The decision for how long to exploit particular vehicles in a fleet or when to dispose / replace them and by what type of a brand new or used vehicles, including selection of vehicles investment / acquisition option (e.g. to buy on cash, credit, lease or rent), is called a fleet replacement (FR) problem.

The FR problem can be considered on a level of single vehicles or on a level of entire fleets. It makes a significant difference in the way budget limitations are taken into account. When single vehicles are considered budget limitations can be skipped or they just simply can’t be taken into account since budgets are defined on a fleet level, not on a level of single vehicles. In contradiction, whereas entire fleets are considered budget limitations are crucial when developing replacement plans.

On a single vehicle level of considerations the essence of the FR problem is to exploit vehicles not too short and not too long. Too short exploitation periods result in high vehicle ownership costs, whereas too long exploitation periods result in high vehicle utilization costs. High ownership costs a caused by a steep decrease in a vehicles’ residual value (RV) in early years of their exploitation life. High utilization costs a caused by technical condition deterioration and increased downtimes associated with it.

Methods for solving the FR problem can be divided into the preventive and the failure based ones. But in the case of the preventive replacement methods it is necessary to define time to replacement, which is obvious in the case of the failure based methods since it is just a moment of a failure. There are two ways of defining that time (an exploitation period) when using the preventive based methods. They are: age-based replacement and group replacement. Considering vehicles, including trucks, the preventive age-based replacement methods can be applied. Instead of an age a cumulative utilization, e.g. mileage can be used as well.

Regardless if an age of a vehicle (an exploitation period) or a cumulative utilization (mileage) is used the general aim when planning replacement is to minimize overall exploitation costs, usually discounted ones. The general drawback of the existing solution methods for the FR problem is that they assume a constant utilization of equipment including vehicles, during its operational lifetime

Two different solutions of the problem have been found. The solutions named “optimal” and “smooth” one. The optimal solution means a replacement plan constructed based on the optimal age to replacement calculated separately for each one vehicle in the fleet. In this solution the budget constraint has been relaxed (skipped). The smooth solution means a replacement plan constructed based on the age to replacement calculated for particular vehicles in the fleet simultaneously (at the same time) trying to keep investment expenditures in a certain range (the budget).

Both solutions are very similar, equally good, when taking into account the average unit fleet exploitation costs they result in (less than 1% difference). Moreover, the average age to replacement is similar in both solutions as well. It is around 7 years of exploitation to the moment of replacement (based on the optimal solution 6.5 years and on the smooth one 7.1 years – precisely).
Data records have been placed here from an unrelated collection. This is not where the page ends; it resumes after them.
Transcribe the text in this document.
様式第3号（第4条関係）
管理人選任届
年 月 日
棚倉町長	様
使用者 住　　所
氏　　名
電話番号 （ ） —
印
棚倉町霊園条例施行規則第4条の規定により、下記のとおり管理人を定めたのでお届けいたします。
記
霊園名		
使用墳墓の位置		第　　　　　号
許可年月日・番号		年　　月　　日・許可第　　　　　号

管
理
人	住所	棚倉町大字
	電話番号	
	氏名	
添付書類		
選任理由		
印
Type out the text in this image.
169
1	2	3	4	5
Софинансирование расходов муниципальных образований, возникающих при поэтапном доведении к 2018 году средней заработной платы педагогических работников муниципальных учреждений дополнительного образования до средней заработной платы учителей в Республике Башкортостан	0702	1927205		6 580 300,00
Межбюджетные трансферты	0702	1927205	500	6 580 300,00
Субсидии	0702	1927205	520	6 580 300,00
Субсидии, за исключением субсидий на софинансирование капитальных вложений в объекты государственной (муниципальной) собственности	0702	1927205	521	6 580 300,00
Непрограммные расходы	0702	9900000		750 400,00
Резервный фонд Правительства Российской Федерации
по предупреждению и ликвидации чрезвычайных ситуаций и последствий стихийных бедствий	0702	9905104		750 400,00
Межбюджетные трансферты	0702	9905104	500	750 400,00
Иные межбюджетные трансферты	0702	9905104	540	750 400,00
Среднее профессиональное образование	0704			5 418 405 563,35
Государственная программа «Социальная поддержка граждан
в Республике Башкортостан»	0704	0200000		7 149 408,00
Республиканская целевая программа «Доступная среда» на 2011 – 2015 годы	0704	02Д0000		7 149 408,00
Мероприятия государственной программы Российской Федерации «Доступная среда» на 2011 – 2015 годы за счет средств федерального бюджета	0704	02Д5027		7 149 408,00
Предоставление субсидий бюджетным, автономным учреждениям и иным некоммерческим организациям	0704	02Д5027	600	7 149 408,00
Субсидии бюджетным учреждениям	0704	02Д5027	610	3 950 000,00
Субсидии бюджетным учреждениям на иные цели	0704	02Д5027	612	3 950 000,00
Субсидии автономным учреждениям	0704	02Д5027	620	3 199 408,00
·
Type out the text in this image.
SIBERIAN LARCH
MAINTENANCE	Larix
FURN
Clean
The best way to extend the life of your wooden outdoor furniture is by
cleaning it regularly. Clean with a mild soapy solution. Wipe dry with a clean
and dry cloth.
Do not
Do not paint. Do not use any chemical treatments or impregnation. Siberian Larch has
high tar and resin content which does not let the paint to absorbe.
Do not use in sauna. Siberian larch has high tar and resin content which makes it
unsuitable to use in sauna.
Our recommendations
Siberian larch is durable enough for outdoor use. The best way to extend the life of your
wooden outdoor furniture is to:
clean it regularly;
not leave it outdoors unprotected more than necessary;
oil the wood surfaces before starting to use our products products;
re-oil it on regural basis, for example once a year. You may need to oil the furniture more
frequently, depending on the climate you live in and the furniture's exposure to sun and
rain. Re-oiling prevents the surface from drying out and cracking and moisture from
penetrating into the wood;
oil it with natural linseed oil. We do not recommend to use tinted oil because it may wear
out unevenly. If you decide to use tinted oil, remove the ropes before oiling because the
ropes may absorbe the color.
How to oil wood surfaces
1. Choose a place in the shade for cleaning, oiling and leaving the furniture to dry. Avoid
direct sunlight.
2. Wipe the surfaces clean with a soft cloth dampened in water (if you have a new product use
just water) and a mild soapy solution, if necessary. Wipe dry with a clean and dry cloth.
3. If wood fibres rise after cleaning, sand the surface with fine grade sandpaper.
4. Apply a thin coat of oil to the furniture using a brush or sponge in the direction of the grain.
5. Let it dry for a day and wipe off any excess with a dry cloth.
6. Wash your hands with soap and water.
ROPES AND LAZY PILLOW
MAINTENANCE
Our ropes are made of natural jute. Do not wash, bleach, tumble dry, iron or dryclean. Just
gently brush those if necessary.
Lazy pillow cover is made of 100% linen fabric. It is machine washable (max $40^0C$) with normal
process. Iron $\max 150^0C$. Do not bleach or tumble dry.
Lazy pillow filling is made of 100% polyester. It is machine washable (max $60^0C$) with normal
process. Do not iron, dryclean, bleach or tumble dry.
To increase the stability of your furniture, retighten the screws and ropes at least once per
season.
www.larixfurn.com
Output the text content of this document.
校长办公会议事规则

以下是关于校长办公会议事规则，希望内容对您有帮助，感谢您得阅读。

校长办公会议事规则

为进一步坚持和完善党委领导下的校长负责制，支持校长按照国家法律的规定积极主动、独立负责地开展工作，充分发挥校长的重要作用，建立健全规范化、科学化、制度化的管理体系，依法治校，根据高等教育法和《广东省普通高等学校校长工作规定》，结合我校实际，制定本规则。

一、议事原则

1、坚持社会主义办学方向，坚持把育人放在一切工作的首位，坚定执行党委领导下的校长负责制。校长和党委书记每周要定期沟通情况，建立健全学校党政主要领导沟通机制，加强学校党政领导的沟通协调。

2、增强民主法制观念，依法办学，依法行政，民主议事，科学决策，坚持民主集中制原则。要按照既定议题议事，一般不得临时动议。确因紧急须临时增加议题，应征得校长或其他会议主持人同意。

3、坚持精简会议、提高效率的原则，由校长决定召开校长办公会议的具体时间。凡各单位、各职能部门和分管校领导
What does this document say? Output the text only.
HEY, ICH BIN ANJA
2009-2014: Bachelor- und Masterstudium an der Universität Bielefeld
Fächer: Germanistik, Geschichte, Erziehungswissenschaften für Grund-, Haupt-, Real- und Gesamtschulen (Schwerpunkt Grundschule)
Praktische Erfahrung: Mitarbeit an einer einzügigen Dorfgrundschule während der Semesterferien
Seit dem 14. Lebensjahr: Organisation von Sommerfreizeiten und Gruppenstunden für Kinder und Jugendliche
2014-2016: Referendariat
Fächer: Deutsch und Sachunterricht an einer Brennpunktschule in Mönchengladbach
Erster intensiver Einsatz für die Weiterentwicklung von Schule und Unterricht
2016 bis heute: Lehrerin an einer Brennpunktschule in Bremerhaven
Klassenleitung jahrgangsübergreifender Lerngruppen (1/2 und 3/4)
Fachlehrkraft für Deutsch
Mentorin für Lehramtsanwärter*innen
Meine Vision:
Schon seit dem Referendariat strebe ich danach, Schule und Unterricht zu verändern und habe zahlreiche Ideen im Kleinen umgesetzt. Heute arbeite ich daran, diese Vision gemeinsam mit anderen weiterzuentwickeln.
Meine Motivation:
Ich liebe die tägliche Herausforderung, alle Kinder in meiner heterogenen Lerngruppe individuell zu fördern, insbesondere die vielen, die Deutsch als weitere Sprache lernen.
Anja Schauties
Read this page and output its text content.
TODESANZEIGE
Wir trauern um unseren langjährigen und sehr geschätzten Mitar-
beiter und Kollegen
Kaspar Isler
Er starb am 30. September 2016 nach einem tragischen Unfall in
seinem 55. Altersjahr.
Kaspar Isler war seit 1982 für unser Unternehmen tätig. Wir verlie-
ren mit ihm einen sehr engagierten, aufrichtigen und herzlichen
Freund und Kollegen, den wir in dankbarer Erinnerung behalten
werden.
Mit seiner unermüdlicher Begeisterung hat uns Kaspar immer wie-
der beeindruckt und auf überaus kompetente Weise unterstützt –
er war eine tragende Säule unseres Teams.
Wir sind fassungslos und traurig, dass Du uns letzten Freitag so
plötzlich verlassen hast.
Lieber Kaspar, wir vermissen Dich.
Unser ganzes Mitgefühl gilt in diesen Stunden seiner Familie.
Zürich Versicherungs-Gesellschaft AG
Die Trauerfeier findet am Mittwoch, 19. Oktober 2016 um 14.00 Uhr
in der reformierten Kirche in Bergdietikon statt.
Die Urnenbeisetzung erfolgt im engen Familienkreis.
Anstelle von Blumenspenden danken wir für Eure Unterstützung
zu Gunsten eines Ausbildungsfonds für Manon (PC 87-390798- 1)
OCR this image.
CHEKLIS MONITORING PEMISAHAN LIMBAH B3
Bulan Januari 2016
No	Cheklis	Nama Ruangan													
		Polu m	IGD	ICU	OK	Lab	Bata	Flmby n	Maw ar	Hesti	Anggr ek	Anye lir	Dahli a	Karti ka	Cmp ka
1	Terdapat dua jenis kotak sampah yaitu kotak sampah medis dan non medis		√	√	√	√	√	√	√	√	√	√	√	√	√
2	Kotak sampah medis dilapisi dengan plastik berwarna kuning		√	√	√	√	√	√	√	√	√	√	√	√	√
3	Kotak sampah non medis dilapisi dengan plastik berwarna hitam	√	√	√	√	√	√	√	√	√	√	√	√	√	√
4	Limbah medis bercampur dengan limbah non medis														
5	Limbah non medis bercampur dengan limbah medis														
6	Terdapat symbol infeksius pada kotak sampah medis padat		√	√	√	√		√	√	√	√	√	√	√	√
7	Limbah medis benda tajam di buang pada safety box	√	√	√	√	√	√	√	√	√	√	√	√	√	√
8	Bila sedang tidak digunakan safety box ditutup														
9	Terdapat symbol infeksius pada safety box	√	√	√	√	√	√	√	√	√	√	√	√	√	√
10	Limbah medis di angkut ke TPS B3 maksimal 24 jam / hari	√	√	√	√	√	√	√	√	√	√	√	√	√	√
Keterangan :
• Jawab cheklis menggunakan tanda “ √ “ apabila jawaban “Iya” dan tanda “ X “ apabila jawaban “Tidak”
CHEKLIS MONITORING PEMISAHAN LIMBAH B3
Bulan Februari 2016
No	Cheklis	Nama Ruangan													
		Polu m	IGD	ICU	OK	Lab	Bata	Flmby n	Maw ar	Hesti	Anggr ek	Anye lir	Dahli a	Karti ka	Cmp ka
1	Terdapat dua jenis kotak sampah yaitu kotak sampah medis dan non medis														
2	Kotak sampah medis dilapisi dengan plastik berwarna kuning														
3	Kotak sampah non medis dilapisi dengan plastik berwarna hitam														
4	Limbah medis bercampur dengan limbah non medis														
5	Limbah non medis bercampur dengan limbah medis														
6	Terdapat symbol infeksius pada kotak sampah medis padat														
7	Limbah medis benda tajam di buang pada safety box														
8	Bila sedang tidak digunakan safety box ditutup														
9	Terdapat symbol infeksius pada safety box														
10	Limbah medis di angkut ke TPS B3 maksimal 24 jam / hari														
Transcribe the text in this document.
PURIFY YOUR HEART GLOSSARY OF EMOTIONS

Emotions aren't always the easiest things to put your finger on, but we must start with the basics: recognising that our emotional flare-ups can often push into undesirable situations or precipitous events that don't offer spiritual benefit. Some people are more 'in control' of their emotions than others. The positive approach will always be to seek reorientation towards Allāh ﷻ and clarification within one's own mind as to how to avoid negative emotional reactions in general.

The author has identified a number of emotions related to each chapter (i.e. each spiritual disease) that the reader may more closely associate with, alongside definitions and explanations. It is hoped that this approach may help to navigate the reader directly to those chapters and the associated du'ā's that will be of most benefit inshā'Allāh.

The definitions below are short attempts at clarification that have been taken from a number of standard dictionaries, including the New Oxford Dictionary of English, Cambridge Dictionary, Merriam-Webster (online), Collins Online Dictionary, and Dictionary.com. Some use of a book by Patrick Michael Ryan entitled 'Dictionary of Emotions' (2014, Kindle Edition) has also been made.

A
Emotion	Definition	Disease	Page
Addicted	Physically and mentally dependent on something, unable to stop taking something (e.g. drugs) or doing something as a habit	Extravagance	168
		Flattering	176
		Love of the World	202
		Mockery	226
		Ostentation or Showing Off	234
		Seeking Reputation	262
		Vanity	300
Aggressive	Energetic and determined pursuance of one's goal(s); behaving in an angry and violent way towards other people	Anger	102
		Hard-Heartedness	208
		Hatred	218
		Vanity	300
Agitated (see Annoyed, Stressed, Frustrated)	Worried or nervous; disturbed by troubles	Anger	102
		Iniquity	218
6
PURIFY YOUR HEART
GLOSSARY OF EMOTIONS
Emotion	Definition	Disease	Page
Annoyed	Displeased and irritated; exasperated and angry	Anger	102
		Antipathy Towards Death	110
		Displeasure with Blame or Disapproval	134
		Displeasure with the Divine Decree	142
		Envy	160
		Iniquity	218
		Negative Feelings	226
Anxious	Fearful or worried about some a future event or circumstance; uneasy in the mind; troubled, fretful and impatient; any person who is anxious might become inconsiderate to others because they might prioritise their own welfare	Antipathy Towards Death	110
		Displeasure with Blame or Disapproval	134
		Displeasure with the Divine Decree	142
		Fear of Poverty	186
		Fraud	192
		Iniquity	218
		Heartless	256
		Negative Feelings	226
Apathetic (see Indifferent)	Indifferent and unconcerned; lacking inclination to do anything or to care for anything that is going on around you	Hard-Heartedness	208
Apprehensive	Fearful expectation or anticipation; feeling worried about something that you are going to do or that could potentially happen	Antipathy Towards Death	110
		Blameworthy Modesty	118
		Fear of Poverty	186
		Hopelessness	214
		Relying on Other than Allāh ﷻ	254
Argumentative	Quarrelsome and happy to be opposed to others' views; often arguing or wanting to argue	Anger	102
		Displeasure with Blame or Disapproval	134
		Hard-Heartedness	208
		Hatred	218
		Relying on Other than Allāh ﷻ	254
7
The significant difference is when taking into account budget limitations and net fleet investments the both solutions result in within particular fiscal years.

The optimal solution from the budget limitations point of view is a significantly worse solution for the company operating analyzed fleet than the smooth one. The optimal solution results in the net fleet investments varying much from year to year. Moreover, this solution requires high expenditures in the first one fiscal year. On the contrary, the researcher highlight the smooth solution does not cause capital investment surges in time, requires small expenditures in the first three fiscal years and the expenditures in the further years are relatively flat.